Nuestras Raíces Cuáqueras

Los fundadores del Centro de Amigos para la Paz en San José tuvieron una misión. Deseaban investigar, dar a conocer y ayudar en la eliminación de las causas de guerra y violencia. Querían facilitar entendimiento humano por la búsqueda hacia resoluciones no violentas a los problemas personales, comunes, sociales y políticas de la humanidad. En fin, querían promover la paz.

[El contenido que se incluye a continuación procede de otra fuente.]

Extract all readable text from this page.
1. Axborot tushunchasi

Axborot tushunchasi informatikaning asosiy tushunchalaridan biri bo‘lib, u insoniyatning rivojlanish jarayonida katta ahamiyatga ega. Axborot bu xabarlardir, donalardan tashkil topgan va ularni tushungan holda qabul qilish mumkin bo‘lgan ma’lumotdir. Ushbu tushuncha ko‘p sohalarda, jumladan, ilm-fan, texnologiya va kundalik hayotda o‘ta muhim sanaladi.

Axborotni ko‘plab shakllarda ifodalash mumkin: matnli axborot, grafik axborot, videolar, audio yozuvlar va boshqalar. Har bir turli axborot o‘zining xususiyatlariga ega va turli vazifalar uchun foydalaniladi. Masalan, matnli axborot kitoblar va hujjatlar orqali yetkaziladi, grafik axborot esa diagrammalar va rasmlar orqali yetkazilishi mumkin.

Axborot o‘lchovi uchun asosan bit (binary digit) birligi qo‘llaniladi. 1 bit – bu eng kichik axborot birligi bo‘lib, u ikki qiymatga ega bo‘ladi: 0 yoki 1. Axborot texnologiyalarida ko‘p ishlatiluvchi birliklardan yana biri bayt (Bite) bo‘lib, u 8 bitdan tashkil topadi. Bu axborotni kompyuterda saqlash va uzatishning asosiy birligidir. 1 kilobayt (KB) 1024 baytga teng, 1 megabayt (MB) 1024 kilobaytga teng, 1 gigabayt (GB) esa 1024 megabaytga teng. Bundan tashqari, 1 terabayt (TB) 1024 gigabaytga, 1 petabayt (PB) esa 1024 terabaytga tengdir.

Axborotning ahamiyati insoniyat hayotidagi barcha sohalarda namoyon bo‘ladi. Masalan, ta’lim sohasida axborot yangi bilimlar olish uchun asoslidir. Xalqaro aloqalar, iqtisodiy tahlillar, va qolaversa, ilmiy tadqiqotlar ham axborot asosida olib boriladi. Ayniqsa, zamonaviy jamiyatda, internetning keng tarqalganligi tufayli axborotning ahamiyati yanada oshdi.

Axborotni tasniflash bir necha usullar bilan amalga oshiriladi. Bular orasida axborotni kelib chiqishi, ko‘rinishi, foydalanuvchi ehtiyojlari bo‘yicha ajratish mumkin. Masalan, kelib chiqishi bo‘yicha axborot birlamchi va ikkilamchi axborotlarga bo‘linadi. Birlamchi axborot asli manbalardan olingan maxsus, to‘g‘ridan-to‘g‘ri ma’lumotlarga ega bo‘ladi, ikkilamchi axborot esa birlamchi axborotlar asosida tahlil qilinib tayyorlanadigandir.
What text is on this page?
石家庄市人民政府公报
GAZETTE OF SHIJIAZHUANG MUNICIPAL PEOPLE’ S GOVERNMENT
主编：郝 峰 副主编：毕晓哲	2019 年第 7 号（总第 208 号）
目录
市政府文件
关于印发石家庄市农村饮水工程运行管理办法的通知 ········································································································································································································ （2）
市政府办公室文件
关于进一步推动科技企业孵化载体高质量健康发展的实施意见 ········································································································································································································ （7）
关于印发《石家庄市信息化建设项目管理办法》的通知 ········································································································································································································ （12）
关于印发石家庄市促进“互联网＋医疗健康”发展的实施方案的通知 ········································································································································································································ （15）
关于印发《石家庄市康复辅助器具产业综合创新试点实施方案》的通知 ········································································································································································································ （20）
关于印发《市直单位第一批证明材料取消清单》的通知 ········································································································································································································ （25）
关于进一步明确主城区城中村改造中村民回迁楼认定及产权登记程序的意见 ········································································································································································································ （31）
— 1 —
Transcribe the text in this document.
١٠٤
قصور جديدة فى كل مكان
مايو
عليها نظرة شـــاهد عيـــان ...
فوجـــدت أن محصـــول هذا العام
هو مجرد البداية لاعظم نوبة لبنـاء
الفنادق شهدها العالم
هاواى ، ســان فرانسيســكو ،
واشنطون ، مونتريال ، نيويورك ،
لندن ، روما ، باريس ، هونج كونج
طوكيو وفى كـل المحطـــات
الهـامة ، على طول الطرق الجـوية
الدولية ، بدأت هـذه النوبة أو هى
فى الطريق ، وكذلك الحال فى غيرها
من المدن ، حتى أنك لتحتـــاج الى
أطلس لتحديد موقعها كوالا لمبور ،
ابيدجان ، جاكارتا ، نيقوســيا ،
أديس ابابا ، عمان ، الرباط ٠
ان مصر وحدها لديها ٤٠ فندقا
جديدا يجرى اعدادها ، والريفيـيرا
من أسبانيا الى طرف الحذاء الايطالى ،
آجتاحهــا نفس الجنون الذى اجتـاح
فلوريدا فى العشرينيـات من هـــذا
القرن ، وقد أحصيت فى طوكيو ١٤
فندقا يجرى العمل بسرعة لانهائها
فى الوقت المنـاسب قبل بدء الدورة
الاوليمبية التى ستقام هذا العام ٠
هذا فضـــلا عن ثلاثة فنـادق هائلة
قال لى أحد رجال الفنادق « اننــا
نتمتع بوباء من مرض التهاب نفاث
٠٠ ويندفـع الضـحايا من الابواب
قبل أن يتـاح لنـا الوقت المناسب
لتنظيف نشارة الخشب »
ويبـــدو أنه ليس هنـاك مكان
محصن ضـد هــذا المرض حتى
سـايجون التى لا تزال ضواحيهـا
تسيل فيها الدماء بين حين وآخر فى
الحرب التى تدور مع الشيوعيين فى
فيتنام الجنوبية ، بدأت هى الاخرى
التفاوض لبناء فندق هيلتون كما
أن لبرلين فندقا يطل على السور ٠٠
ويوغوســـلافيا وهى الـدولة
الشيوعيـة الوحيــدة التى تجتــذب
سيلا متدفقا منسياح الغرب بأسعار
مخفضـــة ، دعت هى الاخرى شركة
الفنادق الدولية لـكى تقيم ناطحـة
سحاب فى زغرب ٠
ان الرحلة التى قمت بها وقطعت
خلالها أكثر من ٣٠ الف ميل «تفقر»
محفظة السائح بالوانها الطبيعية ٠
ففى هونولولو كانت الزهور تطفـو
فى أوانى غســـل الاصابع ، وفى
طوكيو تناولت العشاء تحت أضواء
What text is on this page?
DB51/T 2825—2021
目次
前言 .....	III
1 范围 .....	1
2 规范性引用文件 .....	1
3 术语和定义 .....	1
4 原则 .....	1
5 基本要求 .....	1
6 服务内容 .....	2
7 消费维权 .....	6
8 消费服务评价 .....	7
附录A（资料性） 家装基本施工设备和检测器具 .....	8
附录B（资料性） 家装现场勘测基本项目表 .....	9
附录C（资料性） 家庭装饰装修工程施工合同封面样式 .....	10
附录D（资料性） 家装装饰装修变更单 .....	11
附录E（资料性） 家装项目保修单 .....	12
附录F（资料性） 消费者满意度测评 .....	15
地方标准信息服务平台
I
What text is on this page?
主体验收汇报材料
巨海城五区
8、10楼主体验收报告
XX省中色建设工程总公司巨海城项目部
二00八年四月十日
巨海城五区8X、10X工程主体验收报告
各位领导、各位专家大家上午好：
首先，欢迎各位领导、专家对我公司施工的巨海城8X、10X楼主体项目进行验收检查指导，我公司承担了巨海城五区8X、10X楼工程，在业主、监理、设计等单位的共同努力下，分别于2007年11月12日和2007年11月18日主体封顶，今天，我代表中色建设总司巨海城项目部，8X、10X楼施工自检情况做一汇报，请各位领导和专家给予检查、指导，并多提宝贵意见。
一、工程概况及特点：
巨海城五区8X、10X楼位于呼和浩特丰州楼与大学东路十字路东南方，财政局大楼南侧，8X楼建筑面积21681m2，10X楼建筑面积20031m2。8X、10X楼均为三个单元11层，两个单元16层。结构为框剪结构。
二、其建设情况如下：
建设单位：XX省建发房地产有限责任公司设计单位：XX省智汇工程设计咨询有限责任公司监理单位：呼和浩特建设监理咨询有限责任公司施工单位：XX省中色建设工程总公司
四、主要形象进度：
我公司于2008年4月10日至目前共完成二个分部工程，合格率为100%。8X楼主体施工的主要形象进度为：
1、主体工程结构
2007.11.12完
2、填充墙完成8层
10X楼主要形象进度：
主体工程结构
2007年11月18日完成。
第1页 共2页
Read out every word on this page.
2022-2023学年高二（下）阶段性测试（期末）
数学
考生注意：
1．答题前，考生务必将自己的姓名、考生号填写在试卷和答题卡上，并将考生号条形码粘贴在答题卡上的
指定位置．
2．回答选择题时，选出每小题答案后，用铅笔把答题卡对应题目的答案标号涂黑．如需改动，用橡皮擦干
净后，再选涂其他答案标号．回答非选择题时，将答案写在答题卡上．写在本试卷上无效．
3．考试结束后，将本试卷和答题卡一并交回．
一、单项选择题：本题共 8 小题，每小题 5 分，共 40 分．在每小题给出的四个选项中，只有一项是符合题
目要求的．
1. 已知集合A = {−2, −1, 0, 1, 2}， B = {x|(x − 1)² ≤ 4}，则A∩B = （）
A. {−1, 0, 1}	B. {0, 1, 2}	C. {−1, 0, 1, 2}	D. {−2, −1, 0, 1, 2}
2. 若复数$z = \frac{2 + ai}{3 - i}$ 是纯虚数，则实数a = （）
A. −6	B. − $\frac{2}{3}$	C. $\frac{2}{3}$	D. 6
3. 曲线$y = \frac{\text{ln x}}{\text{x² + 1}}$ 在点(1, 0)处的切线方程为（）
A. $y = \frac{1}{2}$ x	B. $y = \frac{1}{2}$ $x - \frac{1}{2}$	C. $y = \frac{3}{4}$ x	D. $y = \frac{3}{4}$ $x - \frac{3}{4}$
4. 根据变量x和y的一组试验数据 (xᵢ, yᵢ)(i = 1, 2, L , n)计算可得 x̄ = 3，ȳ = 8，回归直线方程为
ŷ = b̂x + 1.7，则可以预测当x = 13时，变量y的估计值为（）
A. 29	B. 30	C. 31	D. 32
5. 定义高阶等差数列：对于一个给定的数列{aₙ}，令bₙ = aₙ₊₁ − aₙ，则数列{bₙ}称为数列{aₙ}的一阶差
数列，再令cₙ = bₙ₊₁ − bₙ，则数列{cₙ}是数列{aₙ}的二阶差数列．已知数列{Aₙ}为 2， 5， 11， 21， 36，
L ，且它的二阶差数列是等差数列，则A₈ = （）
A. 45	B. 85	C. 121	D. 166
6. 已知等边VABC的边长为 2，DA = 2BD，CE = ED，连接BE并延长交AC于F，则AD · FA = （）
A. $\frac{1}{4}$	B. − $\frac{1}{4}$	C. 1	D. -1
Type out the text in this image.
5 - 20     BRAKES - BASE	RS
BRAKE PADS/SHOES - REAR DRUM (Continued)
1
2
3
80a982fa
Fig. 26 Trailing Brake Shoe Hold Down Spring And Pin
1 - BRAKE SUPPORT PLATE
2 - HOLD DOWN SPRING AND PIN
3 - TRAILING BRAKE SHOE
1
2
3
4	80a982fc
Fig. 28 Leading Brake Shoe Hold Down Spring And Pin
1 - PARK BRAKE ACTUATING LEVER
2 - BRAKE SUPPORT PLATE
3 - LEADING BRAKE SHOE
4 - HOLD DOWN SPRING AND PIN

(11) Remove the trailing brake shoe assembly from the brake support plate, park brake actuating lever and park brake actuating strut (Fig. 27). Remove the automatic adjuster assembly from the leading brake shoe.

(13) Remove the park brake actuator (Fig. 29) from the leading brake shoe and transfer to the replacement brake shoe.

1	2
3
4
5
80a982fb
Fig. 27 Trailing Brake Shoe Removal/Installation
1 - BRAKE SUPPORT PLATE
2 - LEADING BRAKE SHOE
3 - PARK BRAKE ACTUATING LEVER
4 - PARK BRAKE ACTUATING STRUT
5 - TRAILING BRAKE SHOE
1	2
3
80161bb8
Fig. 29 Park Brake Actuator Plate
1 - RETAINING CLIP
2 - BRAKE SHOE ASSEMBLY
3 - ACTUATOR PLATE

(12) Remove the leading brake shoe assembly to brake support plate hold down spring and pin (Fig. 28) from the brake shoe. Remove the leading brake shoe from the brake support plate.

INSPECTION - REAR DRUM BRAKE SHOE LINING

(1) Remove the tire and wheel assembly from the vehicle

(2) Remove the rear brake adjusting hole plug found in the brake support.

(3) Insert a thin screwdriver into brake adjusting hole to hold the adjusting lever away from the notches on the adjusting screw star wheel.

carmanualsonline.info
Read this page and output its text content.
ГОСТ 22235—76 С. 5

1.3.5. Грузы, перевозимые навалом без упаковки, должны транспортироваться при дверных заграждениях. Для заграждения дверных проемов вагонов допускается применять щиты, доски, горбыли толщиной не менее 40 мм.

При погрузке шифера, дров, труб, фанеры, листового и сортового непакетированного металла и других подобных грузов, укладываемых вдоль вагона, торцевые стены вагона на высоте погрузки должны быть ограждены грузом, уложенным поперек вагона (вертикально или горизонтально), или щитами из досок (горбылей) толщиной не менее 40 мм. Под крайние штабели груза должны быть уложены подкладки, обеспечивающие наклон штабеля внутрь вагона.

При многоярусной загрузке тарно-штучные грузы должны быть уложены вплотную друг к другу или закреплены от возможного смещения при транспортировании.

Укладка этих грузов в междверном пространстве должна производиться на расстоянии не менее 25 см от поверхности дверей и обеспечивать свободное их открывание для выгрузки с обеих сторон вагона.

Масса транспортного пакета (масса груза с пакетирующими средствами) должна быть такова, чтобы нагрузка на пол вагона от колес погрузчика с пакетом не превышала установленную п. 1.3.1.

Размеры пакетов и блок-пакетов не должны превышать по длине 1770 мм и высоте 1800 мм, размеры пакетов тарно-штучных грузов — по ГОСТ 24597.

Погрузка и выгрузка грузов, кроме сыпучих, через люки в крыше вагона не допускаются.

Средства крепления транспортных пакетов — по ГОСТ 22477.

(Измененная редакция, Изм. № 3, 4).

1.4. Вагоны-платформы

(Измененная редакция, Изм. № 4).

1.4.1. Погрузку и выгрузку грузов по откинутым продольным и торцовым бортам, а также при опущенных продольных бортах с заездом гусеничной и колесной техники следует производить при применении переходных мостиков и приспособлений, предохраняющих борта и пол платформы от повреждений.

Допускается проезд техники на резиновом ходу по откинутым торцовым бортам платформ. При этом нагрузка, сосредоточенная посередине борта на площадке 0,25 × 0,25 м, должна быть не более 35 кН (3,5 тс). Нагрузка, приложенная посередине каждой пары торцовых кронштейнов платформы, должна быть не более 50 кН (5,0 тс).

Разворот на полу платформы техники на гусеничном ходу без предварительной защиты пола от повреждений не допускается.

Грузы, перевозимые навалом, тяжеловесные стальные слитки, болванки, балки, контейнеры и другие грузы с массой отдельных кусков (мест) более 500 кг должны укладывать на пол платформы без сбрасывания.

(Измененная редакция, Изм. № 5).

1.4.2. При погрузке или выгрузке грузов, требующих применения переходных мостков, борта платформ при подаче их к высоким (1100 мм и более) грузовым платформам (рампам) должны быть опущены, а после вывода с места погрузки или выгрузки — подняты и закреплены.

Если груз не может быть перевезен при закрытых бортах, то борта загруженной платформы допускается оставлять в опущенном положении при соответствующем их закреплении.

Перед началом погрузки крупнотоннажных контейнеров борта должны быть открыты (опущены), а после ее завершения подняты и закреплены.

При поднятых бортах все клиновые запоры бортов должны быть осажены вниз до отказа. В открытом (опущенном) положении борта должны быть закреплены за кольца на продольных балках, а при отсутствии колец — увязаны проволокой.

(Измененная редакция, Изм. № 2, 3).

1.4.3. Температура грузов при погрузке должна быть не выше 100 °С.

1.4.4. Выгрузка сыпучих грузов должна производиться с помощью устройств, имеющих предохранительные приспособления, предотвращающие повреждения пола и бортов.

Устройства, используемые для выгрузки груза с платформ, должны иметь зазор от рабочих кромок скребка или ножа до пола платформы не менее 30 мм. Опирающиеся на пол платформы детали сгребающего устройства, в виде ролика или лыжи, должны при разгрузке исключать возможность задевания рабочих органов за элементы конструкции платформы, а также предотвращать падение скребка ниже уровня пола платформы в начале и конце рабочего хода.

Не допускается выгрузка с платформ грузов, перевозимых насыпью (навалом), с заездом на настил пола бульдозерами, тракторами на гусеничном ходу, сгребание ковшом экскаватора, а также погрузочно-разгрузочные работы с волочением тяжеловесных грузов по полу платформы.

Este deseo para la paz es una característica inherente del cuaquerismo. Desde el fundamento del cuaquerismo en el siglo diecisiete, los cuáqueros han creído que las ceremonias elaboradas, los rituales y el dogma tanto como una clase sacerdotal y iglesias formales no son necesarios para que la persona tenga un directo acceso espiritual al Dios y la paz. Su previo estilo poco ortodoxo dirigió hacía su persecución inicial en Inglaterra y luego en América colonial (en lo que ahora es EEUU). Sin embargo, sus métodos no violentos y su respeto por los marginalizados han apoyado a promover cambios sociales a lo largo de los últimos siglos. Estos cambios incluyen su rol en luchando para la abolición de la esclavitud, el tratamiento justo de americanos nativos del norte, el sufragio universal, la reforma de la cárcel y mejoramiento en los hospitales en Estados Unidos.

En 1950, un grupo de cuáqueros quienes no deseaban vivir jamás en un país con fuertes características militaristas y quienes no querían un mayor parte de sus impuestos dirigidos a gastos militares, se mudaron desde Estados Unidos a Monteverde, Costa Rica. Estos emigrantes querían vivir en un país que invertía sus recursos en servicios sociales como salud y educación y no gastos militares.

Luego, en 1980, miembros del grupo de oración cuáquero de San José y otros centroamericanos y norteamericanos, incluyendo miembros del grupo original de los cuáqueros en Monteverde, empezaron reunirse para intentar de desarrollar y conseguir la visión, la misión y fondos necesarios para un “Centro de Amigos Cuáqueros para la Paz” en San José. En noviembre de 1983, el Centro fue oficialmente fundado. Desde entonces, los empleados y voluntarios del Centro de Amigos para la Paz han apoyado la paz y la justicia por foros, charlas, talleres y manifestaciones, muchas veces en colaboración con otros grupos sociales.